Comparative and Historical Perspectives in Law
Studies of the variations of law across time, place and culture. Included here are various approaches to the social history of law and legal regulation, as well as the analysis of indigenous forms of law, human rights regimes, and both national and transnational forms of regulation and policing.

Degree Requirements

Courses

 

Fifteen course credits are required. MA students who advance to the PhD (conditional on their acceptance into the PhD program) will not be required to repeat the core theory and methods courses. These will be replaced by six elective credits. Students coming from other universities must complete the core theory and methods courses. PhD students must also successfully complete the Dissertation Proposal Seminar (3 credits) and attend 12 lectures as part of the program Speakers Series.

Comprehensives

 

Doctoral students are required to complete two comprehensive exams—one in theory and one in a substantive area of socio-legal studies. The purpose of the comprehensives is to prepare the student to do research and to teach in the field at a post-secondary level.  Most comprehensives will entail an understanding of interdisciplinary approaches to the study of law and society, how past and current  research can be interpreted in the light of different theoretical approaches, and an awareness of gaps in the literature.

Faculty Supervision

 

The student will form a three-person comprehensive Supervisory Committee for both comprehensives which may or may not be become their dissertation committee. The supervisory committee will also serve as the examining committee.

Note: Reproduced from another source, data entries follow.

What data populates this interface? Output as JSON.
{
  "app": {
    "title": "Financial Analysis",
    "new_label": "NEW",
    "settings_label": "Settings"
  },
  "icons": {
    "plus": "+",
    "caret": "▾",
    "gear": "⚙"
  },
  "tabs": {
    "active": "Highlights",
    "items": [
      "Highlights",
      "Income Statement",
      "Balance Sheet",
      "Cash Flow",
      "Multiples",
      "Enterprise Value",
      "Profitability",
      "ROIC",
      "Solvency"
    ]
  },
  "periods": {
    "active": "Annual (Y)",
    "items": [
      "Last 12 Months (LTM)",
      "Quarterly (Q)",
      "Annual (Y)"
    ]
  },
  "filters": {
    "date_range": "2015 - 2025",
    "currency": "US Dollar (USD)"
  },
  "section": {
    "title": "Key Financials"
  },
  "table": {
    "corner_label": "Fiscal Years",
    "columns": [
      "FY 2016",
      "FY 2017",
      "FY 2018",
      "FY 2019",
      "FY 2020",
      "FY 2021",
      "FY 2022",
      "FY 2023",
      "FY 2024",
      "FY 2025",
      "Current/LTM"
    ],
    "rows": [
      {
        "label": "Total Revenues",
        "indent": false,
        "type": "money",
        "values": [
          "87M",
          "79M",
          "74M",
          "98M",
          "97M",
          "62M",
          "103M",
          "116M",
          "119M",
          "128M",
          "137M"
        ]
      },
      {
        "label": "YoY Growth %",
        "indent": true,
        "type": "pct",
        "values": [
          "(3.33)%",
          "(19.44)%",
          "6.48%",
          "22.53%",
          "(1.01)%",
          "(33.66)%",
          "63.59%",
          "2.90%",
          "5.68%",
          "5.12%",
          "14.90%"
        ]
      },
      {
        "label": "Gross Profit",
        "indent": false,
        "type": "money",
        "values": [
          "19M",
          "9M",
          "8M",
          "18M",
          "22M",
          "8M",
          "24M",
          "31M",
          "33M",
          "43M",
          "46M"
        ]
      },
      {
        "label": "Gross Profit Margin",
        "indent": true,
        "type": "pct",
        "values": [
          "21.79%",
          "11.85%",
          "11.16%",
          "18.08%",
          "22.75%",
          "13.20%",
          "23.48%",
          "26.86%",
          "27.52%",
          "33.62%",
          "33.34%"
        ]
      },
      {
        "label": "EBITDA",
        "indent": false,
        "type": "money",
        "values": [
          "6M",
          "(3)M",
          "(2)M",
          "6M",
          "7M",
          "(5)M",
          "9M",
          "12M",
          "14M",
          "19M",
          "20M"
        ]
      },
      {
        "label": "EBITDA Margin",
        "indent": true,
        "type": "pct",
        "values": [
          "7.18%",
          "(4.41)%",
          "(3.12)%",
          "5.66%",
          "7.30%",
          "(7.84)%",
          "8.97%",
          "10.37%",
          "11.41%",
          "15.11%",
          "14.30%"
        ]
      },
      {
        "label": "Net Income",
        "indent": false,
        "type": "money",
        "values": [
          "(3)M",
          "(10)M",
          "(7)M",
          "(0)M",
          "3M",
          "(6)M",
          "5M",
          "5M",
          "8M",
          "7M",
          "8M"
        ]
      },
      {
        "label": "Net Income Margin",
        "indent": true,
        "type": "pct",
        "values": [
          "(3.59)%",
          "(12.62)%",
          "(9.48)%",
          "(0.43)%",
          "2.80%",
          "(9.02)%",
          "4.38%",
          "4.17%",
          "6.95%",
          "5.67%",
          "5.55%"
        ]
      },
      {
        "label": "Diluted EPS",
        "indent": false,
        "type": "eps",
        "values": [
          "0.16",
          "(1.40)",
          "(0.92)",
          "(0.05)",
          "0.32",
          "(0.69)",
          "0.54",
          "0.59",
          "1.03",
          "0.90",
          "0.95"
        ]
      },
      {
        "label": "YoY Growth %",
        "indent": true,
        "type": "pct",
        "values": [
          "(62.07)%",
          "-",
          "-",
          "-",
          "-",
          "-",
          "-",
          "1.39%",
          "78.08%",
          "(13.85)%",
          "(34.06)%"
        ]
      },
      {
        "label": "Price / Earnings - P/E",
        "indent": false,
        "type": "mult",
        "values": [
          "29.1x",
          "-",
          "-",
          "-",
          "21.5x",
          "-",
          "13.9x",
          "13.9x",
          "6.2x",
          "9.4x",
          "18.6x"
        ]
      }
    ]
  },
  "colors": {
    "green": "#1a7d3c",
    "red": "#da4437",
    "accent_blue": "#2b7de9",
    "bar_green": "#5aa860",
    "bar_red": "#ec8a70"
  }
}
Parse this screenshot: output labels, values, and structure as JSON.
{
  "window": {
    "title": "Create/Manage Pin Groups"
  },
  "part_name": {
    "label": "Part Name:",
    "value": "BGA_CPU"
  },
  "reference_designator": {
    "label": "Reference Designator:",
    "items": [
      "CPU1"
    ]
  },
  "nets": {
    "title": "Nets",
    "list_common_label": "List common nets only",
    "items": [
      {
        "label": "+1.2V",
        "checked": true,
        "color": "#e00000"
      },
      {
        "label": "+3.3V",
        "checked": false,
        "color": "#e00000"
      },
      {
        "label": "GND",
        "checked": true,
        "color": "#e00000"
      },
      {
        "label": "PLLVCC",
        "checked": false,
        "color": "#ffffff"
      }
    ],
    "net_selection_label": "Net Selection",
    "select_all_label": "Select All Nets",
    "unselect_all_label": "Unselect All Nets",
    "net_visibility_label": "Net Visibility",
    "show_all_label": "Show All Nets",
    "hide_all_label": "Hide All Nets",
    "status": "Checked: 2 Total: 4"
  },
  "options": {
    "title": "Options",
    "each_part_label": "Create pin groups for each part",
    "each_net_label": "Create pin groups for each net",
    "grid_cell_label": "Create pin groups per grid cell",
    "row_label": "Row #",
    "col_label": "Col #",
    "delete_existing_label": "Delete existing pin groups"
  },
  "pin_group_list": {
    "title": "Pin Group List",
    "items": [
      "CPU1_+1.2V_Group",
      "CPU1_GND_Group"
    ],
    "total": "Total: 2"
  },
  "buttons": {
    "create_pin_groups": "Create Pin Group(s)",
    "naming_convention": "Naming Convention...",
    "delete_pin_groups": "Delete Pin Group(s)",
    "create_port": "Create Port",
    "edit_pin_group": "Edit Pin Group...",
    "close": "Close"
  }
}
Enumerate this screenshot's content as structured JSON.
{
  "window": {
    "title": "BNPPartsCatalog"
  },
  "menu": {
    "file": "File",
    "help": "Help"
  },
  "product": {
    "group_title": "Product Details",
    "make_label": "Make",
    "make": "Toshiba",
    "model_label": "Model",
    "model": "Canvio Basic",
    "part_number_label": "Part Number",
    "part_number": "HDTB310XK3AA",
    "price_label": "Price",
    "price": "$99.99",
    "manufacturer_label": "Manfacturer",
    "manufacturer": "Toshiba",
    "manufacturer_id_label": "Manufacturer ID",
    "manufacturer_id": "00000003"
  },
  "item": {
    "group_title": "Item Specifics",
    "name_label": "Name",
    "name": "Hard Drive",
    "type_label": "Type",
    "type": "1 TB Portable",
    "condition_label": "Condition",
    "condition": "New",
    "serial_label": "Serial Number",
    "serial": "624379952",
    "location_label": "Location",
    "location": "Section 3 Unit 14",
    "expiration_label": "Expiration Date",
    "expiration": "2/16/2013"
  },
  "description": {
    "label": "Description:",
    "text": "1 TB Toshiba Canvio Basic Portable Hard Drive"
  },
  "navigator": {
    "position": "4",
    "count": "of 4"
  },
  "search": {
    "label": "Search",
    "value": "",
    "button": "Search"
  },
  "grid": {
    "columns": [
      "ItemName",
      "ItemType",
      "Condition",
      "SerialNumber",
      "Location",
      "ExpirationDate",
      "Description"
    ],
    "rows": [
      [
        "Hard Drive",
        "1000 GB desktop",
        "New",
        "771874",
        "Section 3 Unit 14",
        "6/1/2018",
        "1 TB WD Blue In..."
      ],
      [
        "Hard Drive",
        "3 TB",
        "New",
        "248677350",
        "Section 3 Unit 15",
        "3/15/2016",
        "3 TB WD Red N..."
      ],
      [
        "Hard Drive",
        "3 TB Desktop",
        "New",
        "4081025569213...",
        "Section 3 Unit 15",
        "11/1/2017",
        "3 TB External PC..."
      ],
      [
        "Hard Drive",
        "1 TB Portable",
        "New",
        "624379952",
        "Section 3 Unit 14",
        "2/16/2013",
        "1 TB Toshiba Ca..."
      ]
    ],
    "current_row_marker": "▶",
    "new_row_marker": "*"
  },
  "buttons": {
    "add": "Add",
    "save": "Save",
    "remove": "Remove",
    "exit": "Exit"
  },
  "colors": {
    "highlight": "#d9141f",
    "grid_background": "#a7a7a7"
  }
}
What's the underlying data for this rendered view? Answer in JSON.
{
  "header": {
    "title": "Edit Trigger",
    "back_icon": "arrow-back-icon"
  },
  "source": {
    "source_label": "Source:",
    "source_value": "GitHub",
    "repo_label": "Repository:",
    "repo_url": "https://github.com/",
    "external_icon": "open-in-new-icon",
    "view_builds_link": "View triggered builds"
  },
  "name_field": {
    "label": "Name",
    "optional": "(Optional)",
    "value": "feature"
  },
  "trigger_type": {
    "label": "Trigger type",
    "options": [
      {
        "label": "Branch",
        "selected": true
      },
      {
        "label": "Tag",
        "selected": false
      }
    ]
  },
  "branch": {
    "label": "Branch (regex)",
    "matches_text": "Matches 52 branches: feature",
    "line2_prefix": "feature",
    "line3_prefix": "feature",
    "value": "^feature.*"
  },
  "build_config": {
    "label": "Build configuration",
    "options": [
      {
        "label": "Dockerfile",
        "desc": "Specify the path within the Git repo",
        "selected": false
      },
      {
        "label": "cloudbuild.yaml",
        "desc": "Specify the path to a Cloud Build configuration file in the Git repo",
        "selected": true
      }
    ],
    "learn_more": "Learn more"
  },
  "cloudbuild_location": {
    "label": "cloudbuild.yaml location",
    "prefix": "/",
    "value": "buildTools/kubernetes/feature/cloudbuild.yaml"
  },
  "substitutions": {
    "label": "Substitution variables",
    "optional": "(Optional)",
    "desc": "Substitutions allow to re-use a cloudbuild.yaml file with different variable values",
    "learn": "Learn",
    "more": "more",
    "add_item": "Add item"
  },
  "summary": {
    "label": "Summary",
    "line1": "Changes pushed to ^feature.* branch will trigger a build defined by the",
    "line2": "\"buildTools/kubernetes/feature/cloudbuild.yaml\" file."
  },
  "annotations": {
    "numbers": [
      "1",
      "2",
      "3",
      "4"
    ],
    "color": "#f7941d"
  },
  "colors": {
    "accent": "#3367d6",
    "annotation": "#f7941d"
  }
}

Scheduling and Relationship to the Dissertation

 

The normal expectation is that students will complete their course work within the first two years of residence and will then complete their comprehensives in their third year- comprehensive exams will take place twice a year in May and December.  

Comprehensive Format

Theory Requirement

Fulfillment of the theory requirement will be met through an oral exam in which the student will respond to questions selected by their comprehensive committee based on an established reading list. Students will be responsible for a reading list of twenty books (or equivalent), of which ten to fifteen are to be selected from the Program’s common list and the remainder from a list of works in the student’s area of interest. The reading list is to be chosen in consultation with, and approved by, the students’ supervisory committee.

 Substantive Requirement

Fulfillment of the substantive requirement will be met through written work followed by oral discussion. The written work can take two forms:

 Evaluation of the comprehensives

The assessment of the committee will be that the student has passed or failed. A comprehensive requirement is considered passed if no more than one member of the committee casts a negative vote. In case of failure, a student may choose to be re-examined within three months of the first attempt by the original committee members. Two failures will require the student’s withdrawal from the program.

 

Dissertation

As part of the dissertation, students will be required to attend a Dissertation Proposal Seminar. Here students will be offered advice on all facets of the dissertation process—including finding a committee, preparing the proposal, conducting the research, writing the dissertation, and getting their work published. During these seminars, students will also be required to present their dissertation proposals to fellow students and faculty. Once again, this is seen as an important mechanism for ensuring that students remain ‘on track’ and are provided with the tools required to complete the dissertation in the four year time frame.

 

Coursework     
15 Credits
Comprehensives         
0 Credits
Dissertation Proposal Seminar    
3 Credits
Speakers Series
0 Credits
Total     
18 Credits

 

All doctoral students will be required to be in residence for 2 years and attendance at the Speakers Series lectures is part of the residency requirement.  A dissertation proposal will be submitted and orally defended by the end of the second term in year two. This will be followed by the comprehensives in year three.  The program expects students to complete their dissertation (including an oral defense) by the end of the fourth year. In total, the PhD should take four years.